Under Rep. Brad Wilson’s House Bill 442, Zion Curtains could come down, but it would come at a price. In 2018, Wilson says all restaurants would have to choose one of two options.
“One is to have separate storage and dispensing, which is affectionately known as a ‘Zion Wall.’ …Or you can choose to have a 10-foot buffer area,” Wilson told reporters on Monday.
Only people 21 and older would be permitted to sit in that 10-foot dispensing area, regardless of whether or not they want to drink. And Rep. Wilson says even restaurants previously grandfathered into the Zion Curtain law would have to either build one or institute a buffer zone.
“For those folks, it’s tricky to figure out,” Wilson, R-Kaysville, says. “I’ve talked to some, I’ve been in some of their establishments and it works great for them the way we’ve got it written, but there are a few that it’s a little tricky to figure it out.

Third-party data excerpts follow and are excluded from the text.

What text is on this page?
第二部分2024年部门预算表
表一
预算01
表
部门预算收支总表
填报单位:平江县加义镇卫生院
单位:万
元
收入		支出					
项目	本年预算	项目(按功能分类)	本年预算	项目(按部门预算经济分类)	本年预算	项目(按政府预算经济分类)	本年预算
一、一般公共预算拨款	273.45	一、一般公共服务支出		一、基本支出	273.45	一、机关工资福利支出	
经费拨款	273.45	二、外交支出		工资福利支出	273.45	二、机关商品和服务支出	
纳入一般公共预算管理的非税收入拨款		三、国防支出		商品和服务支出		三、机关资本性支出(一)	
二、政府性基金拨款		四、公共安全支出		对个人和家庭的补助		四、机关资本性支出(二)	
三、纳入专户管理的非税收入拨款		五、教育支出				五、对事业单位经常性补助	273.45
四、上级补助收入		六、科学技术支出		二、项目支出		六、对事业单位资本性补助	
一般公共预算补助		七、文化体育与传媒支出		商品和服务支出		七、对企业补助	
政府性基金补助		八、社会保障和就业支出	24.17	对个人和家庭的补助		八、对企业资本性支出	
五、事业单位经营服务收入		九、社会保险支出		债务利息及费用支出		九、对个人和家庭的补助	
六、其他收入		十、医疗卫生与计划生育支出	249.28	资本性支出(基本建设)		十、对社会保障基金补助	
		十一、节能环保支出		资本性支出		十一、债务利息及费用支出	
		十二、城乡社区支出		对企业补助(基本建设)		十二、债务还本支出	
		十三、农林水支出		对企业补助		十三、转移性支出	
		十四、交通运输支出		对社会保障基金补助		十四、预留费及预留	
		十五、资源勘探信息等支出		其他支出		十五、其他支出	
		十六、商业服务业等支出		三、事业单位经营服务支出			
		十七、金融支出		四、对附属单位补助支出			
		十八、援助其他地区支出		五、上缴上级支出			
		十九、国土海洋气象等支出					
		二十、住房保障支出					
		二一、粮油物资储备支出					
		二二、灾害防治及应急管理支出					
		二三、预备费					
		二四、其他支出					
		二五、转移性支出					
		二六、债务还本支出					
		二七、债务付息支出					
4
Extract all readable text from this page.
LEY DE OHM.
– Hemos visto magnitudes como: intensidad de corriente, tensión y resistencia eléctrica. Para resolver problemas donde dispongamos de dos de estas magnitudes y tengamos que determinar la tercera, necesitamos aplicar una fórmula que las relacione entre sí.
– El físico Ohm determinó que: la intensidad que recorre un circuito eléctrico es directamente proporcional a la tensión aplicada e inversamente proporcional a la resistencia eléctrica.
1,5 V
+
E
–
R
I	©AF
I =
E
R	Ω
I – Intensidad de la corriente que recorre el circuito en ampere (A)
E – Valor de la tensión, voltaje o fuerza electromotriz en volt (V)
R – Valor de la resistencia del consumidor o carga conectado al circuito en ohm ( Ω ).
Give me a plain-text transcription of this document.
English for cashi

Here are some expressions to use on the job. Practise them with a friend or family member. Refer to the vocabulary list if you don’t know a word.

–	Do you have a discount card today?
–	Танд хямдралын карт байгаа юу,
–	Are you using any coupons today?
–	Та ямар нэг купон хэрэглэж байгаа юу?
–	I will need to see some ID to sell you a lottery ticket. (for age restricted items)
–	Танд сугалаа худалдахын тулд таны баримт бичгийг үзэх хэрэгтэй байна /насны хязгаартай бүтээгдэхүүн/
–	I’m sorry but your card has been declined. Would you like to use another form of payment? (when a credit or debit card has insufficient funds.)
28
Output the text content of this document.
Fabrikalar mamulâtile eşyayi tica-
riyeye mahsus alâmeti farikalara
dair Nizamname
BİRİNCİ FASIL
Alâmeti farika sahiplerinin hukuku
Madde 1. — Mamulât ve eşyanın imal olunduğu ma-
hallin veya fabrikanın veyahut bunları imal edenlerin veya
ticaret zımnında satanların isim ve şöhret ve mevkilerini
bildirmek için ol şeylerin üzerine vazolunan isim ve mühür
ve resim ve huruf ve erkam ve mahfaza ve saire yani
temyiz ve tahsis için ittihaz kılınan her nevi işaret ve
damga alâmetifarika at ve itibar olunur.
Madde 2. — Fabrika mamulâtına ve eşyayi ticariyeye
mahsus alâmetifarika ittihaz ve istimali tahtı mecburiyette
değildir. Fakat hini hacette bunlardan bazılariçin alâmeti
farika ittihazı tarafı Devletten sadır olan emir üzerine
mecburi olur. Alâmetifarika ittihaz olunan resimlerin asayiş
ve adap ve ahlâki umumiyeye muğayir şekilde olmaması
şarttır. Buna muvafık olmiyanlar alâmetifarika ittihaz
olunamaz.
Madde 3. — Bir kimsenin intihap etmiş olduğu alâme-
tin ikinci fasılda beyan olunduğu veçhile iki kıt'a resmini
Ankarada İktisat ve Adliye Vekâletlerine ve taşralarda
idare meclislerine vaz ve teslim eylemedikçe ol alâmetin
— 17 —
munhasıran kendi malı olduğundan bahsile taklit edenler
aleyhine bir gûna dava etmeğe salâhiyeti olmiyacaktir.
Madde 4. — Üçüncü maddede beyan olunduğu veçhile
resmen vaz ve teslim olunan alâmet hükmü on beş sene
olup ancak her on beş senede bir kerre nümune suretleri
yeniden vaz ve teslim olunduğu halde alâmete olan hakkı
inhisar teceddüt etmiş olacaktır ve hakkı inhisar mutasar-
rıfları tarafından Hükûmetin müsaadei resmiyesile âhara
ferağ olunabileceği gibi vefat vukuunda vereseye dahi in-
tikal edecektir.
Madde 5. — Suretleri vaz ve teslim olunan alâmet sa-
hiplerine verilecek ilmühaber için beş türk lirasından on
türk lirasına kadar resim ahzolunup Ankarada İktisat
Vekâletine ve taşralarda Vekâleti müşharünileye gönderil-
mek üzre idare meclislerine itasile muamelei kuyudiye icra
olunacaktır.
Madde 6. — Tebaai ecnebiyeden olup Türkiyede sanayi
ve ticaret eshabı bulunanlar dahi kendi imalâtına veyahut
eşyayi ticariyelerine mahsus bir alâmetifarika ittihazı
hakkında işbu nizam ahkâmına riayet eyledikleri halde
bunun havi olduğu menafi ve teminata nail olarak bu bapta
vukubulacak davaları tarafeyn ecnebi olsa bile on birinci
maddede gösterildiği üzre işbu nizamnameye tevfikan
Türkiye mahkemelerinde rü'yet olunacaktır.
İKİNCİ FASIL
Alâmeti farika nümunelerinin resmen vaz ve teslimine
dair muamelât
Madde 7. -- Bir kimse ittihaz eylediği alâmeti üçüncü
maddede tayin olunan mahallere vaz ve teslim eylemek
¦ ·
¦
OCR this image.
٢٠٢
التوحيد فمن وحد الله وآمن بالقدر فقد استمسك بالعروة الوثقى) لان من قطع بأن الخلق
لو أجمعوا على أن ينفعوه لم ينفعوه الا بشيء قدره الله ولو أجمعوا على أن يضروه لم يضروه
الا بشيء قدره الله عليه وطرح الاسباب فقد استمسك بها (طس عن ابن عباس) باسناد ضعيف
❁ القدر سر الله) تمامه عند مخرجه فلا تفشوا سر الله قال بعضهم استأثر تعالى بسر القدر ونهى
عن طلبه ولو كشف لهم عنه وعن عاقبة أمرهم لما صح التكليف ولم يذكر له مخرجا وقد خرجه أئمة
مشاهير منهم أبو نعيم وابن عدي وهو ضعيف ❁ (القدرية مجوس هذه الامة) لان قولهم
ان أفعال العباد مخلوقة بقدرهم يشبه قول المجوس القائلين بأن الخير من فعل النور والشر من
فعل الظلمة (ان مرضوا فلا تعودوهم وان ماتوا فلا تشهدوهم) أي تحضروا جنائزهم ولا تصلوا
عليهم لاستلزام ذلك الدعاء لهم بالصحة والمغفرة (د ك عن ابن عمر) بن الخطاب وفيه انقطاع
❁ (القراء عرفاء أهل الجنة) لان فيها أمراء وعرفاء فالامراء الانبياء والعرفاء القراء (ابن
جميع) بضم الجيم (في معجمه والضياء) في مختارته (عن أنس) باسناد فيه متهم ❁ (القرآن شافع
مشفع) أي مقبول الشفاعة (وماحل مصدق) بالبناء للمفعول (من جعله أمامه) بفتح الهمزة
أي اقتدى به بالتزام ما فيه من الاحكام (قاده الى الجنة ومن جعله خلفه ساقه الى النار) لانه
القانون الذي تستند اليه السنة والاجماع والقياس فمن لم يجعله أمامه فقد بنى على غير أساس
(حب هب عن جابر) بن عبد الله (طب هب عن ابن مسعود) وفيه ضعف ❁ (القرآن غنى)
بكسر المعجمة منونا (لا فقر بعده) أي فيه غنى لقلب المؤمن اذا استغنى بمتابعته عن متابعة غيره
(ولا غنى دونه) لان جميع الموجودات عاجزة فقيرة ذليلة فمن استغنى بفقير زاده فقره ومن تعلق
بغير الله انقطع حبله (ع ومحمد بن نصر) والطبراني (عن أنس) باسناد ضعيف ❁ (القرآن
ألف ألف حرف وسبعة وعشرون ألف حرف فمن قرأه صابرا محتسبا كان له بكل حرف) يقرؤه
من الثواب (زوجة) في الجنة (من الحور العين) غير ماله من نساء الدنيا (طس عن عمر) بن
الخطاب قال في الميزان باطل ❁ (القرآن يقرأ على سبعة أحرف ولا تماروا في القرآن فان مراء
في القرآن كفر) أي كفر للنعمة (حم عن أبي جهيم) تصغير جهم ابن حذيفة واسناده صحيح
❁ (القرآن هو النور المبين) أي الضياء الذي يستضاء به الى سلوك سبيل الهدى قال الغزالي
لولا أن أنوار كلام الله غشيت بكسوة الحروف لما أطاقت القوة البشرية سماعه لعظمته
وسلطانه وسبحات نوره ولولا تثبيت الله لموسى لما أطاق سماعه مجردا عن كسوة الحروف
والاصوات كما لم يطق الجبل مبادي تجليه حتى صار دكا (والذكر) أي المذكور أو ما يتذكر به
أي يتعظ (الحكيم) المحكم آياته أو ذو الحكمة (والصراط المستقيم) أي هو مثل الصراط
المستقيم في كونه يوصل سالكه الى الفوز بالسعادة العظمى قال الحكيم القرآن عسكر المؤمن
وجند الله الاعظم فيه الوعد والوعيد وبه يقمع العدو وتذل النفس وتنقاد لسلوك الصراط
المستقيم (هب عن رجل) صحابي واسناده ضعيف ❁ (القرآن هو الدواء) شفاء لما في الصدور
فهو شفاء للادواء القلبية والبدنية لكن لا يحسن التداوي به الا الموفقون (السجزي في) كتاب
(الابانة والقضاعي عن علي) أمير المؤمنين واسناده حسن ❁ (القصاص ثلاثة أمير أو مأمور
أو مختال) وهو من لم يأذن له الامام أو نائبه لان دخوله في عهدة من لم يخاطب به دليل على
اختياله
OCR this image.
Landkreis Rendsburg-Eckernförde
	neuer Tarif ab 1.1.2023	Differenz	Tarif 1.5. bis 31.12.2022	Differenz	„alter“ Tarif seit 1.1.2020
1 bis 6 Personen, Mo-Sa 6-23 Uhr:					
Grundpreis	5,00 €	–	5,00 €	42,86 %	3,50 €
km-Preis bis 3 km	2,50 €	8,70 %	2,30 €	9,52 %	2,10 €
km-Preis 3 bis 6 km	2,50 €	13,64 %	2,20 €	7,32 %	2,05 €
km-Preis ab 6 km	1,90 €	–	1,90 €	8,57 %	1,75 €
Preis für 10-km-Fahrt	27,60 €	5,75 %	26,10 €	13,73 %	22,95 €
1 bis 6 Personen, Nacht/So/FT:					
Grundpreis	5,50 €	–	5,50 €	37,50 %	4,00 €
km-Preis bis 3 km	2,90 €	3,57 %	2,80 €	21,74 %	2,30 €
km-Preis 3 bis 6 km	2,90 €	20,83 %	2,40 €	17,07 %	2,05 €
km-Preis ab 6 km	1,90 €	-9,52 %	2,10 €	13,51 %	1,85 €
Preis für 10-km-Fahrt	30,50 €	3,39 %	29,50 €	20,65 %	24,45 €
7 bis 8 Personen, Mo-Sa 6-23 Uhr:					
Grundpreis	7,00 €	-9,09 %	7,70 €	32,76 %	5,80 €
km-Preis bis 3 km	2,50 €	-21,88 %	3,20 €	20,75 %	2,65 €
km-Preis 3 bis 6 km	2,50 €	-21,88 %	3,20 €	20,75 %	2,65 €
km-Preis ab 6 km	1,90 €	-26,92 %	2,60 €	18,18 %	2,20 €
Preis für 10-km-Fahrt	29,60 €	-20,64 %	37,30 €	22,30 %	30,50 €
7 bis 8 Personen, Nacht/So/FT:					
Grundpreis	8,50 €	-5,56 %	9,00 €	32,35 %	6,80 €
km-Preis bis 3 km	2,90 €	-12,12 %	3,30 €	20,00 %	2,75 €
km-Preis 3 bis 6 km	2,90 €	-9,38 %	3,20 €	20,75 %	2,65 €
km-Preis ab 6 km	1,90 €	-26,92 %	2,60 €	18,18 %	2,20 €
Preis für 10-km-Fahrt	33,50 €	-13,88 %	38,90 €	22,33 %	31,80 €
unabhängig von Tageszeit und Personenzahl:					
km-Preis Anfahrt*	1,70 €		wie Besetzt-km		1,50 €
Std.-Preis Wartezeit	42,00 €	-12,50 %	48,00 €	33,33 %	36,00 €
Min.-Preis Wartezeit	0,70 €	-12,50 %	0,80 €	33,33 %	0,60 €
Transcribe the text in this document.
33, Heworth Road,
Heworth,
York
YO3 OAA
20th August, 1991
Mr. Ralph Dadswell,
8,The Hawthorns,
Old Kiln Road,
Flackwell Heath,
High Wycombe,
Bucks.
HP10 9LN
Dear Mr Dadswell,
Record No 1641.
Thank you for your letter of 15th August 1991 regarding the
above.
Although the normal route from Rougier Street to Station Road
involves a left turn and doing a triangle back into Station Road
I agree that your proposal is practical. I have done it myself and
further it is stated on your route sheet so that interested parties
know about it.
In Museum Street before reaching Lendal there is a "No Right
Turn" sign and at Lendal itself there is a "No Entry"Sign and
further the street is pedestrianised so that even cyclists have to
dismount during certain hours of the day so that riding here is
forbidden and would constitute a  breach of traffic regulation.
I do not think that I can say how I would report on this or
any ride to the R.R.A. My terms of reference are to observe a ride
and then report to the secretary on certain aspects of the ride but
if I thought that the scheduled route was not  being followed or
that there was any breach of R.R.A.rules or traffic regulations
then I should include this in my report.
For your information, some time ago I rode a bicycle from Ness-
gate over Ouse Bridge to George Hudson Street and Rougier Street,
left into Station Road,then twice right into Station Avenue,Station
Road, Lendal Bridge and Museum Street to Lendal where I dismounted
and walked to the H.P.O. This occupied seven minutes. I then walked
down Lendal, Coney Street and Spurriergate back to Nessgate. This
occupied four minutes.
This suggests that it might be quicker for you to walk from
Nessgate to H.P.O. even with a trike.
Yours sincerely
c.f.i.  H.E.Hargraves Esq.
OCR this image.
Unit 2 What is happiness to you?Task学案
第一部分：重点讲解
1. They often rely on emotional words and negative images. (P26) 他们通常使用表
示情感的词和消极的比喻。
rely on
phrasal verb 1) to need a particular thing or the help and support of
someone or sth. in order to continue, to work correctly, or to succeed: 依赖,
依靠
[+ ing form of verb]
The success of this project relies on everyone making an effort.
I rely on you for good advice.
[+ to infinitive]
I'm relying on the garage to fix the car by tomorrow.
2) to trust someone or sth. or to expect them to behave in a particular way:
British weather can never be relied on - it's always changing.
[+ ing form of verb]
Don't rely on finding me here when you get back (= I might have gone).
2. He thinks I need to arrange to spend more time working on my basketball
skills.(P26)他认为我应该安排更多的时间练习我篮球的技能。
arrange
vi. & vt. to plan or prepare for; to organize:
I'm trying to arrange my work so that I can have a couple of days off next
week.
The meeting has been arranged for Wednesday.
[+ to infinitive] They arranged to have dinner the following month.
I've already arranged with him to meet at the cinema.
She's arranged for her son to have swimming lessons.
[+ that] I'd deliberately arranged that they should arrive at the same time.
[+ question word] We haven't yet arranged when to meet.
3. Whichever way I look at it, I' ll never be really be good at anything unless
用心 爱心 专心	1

So, we’re trying to work through that.”
HB442 also includes a 2% markup on alcohol across the board, which Rep. Wilson says will help pay for underage drinking prevention programs. It would also rework licenses for restaurants and bars; create more training programs for servers and managers; shrink the required distance between community locations such as parks, schools and churches and restaurants which serve alcohol; and impose new requirements on the labeling and placement of malt beverages in grocery stores and convenience stores.
Wilson and his co-sponsor, Sen. Jerry Stevenson, R-Layton, are still meeting with stakeholders, including the Church of Jesus Christ of Latter-day Saints and restaurant groups, about the bill but called it “good alcohol policy.”
But some lawmakers are concerned that the bill could end up doing more harm than good. Senate Minority Leader Gene Davis, D-Salt Lake City, said small businesses would especially be impacted.
“Regulation on how they have to construct things and how they have to build things could negatively impact them,” Davis says. “Because they’re on such a small margin.”
Rep. Wilson’s alcohol bill was just made public on Monday, but with less than two weeks left in the legislative session, time is running out. The bill still needs a committee hearing before it can be debated in front of the full House.